3• Drain the cornhusks and scoop about ¼ cup of the batter into a husk, spreading it with the back of a spoon and leaving at least 1 inch all around (a little more on the long sides). If the husks are too small or broken, put two together and overlap them. Fold one of the long sides toward the center, and then fold the other long side on top. Tuck the exposed sides underneath; if they are still too small, wrap the tamale in another husk and tie it with a thin strip of husk (this isn’t necessary but is just an extra precaution). Repeat to use up all the batter.
4• Fill a pot with enough hot water to reach just underneath, but not touching, a steamer (you can use the collapsible kind if you don’t have a special pot).
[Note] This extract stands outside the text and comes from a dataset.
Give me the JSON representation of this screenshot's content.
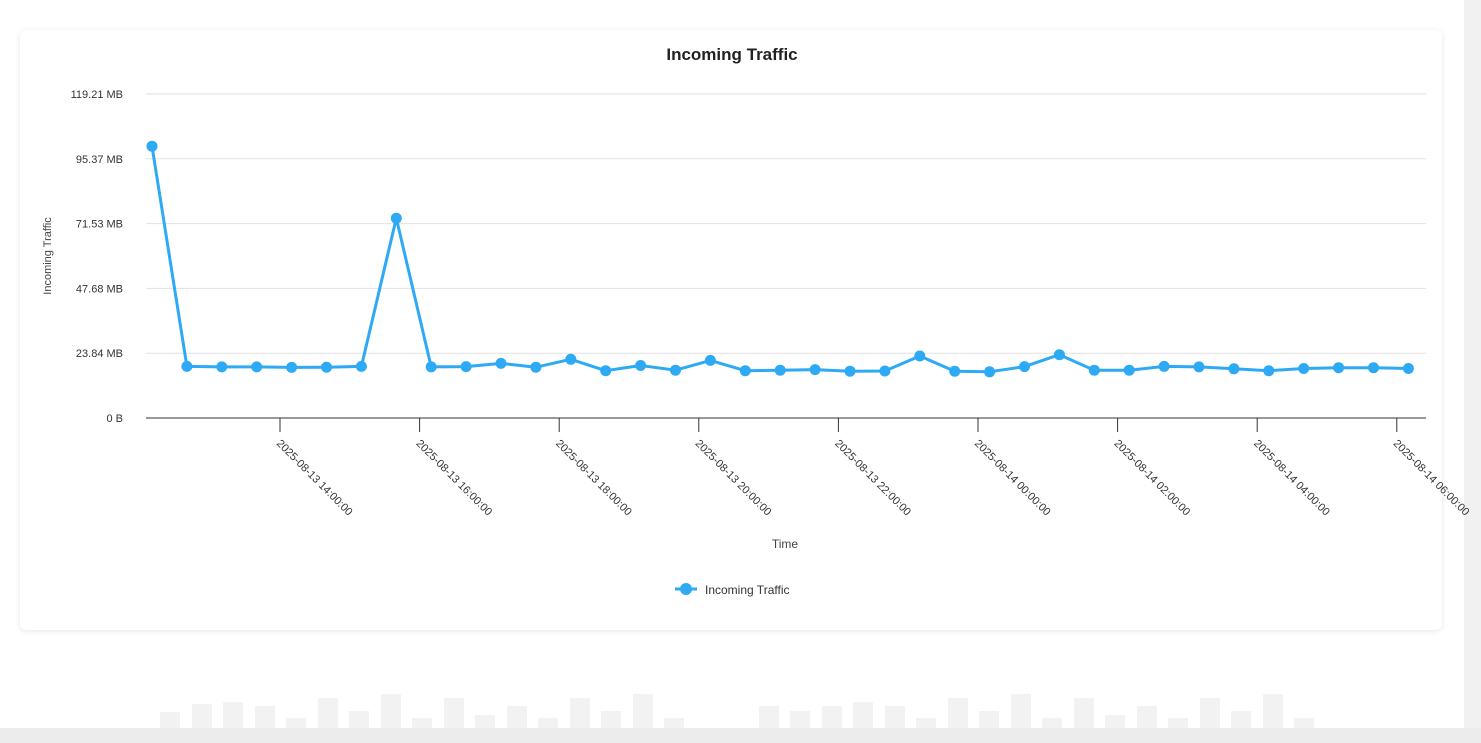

Cover the bottom of the steamer with leftover cornhusks and arrange the tamales vertically, standing them up so they rest against one another. Cover with any remaining leaves or scraps, cover with a lid, and cook over medium heat until the tamales slide out of the wrappers, 1 to 1½ hours. Add more boiling water to the bottom pot as needed to make sure water reaches the bottom of the steamer. Serve warm. The tamales can be stored in the freezer, wrapped tightly, for up to 3 months.
There is a theory that many home cooks firmly believe in. To test whether the dough has been beaten enough and is ready to be put in the husks, put a bit of dough in a glass filled with cold water. If it begins to float, it’s ready and you can be sure that your tamales will be light and fluffy. If it doesn’t, just beat a bit longer.